NIST Adversarial ML Taxonomy Dimensions Attacker Goal (e.g., Evade, Poison) Knowledge (e.g., White-box) Capability (e.g., Input Manipulation) Attack Phase (e.g., Training, Inference) Key Dimensions of an Adversarial Attack

Core Dimensions of the Taxonomy:

  • Attacker’s Goal: What is the adversary trying to achieve? This could be an evasion attack (misclassification at inference time), a poisoning attack (corrupting the training data), a privacy attack (extracting sensitive information), or an abuse attack (using the model for unintended, harmful purposes).
  • Attacker’s Knowledge: How much does the adversary know about the target model? This ranges from white-box (full knowledge of architecture, parameters, and training data) to gray-box (partial knowledge) and black-box (only input/output access).
  • Attacker’s Capability: What can the adversary manipulate? This includes control over the training data, the model itself, or just the inputs at inference time.
  • Attack Phase: When does the attack occur? It can happen during the training phase (e.g., data poisoning) or the inference phase (e.g., evasion with adversarial examples).

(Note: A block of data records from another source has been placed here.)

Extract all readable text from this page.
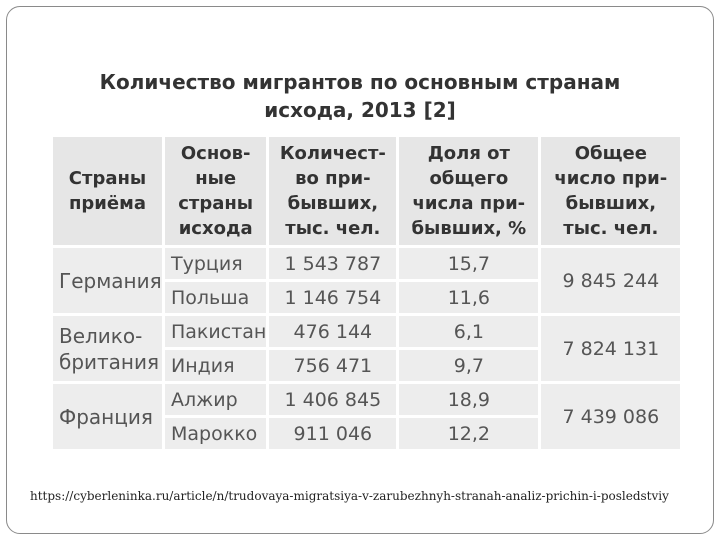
Количество мигрантов по основным странам
исхода, 2013 [2]
Страны приёма	Основ-ные страны исхода	Количест-во при-бывших, тыс. чел.	Доля от общего числа при-бывших, %	Общее число при-бывших, тыс. чел.
Германия	Турция	1 543 787	15,7	9 845 244
	Польша	1 146 754	11,6	
Велико-британия	Пакистан	476 144	6,1	7 824 131
	Индия	756 471	9,7	
Франция	Алжир	1 406 845	18,9	7 439 086
	Марокко	911 046	12,2	
https://cyberleninka.ru/article/n/trudovaya-migratsiya-v-zarubezhnyh-stranah-analiz-prichin-i-posledstviy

Practical Application for AI Red Teamers

Integrating NIST frameworks into your workflow adds structure, clarity, and authority to your operations. You are no longer just “breaking things”; you are systematically measuring risk within an industry-recognized framework.

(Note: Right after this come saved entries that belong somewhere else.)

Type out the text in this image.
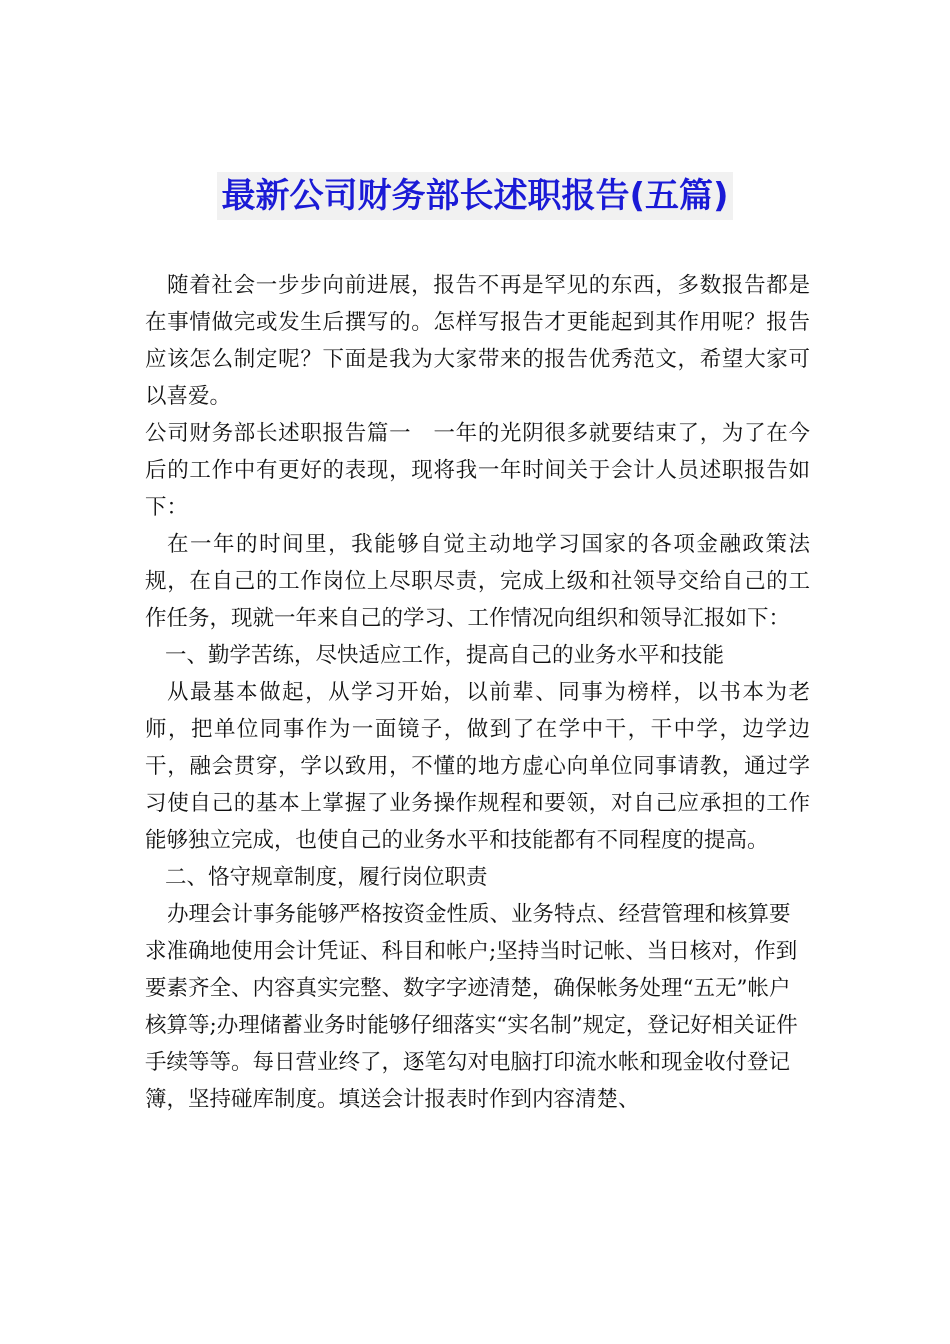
最新公司财务部长述职报告(五篇)

随着社会一步步向前进展，报告不再是罕见的东西，多数报告都是在事情做完或发生后撰写的。怎样写报告才更能起到其作用呢？报告应该怎么制定呢？下面是我为大家带来的报告优秀范文，希望大家可以喜爱。

公司财务部长述职报告篇一　一年的光阴很多就要结束了，为了在今后的工作中有更好的表现，现将我一年时间关于会计人员述职报告如下：

在一年的时间里，我能够自觉主动地学习国家的各项金融政策法规，在自己的工作岗位上尽职尽责，完成上级和社领导交给自己的工作任务，现就一年来自己的学习、工作情况向组织和领导汇报如下：

一、勤学苦练，尽快适应工作，提高自己的业务水平和技能

从最基本做起，从学习开始，以前辈、同事为榜样，以书本为老师，把单位同事作为一面镜子，做到了在学中干，干中学，边学边干，融会贯穿，学以致用，不懂的地方虚心向单位同事请教，通过学习使自己的基本上掌握了业务操作规程和要领，对自己应承担的工作能够独立完成，也使自己的业务水平和技能都有不同程度的提高。

二、恪守规章制度，履行岗位职责

办理会计事务能够严格按资金性质、业务特点、经营管理和核算要求准确地使用会计凭证、科目和帐户;坚持当时记帐、当日核对，作到要素齐全、内容真实完整、数字字迹清楚，确保帐务处理“五无”帐户核算等;办理储蓄业务时能够仔细落实“实名制”规定，登记好相关证件手续等等。每日营业终了，逐笔勾对电脑打印流水帐和现金收付登记簿，坚持碰库制度。填送会计报表时作到内容清楚、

  1. Scoping with the AI RMF: Use the Map function as a guide for your initial threat modeling. Ask stakeholders: What are the system’s contexts, limitations, and potential negative impacts? This ensures your testing focuses on the most relevant risks.
  2. Executing within the AI RMF: Frame your red team engagement as a key activity within the Measure function. This elevates your work from a simple penetration test to a formal risk assessment process.
  3. Reporting with the NISTIR 8269 Taxonomy: Use the taxonomy to structure your findings. Describing an attack with this precise terminology eliminates ambiguity and allows for better comparison and mitigation planning.
# Example Finding Structured with NIST Terminology
Finding ID: ART-2024-012
Attack Scenario: LLM Prompt Injection for Policy Evasion

# NISTIR 8269 CLASSIFICATION:
– Attacker Goal: Evasion (bypassing safety filters) & Abuse (generating harmful content)
– Attacker Knowledge: Black-box (interaction via public API only)
– Attacker Capability: Inference-time input manipulation
– Attack Phase: Inference

# AI RMF MAPPING:
– Function: Measure (TEVV of model robustness)
– Risk Addressed: Risk of malicious use and reputational harm, as identified in the ‘Map’ phase.

By adopting this structured approach, your red team provides not just a list of vulnerabilities but a clear, actionable assessment of risk that aligns directly with established governance and management processes.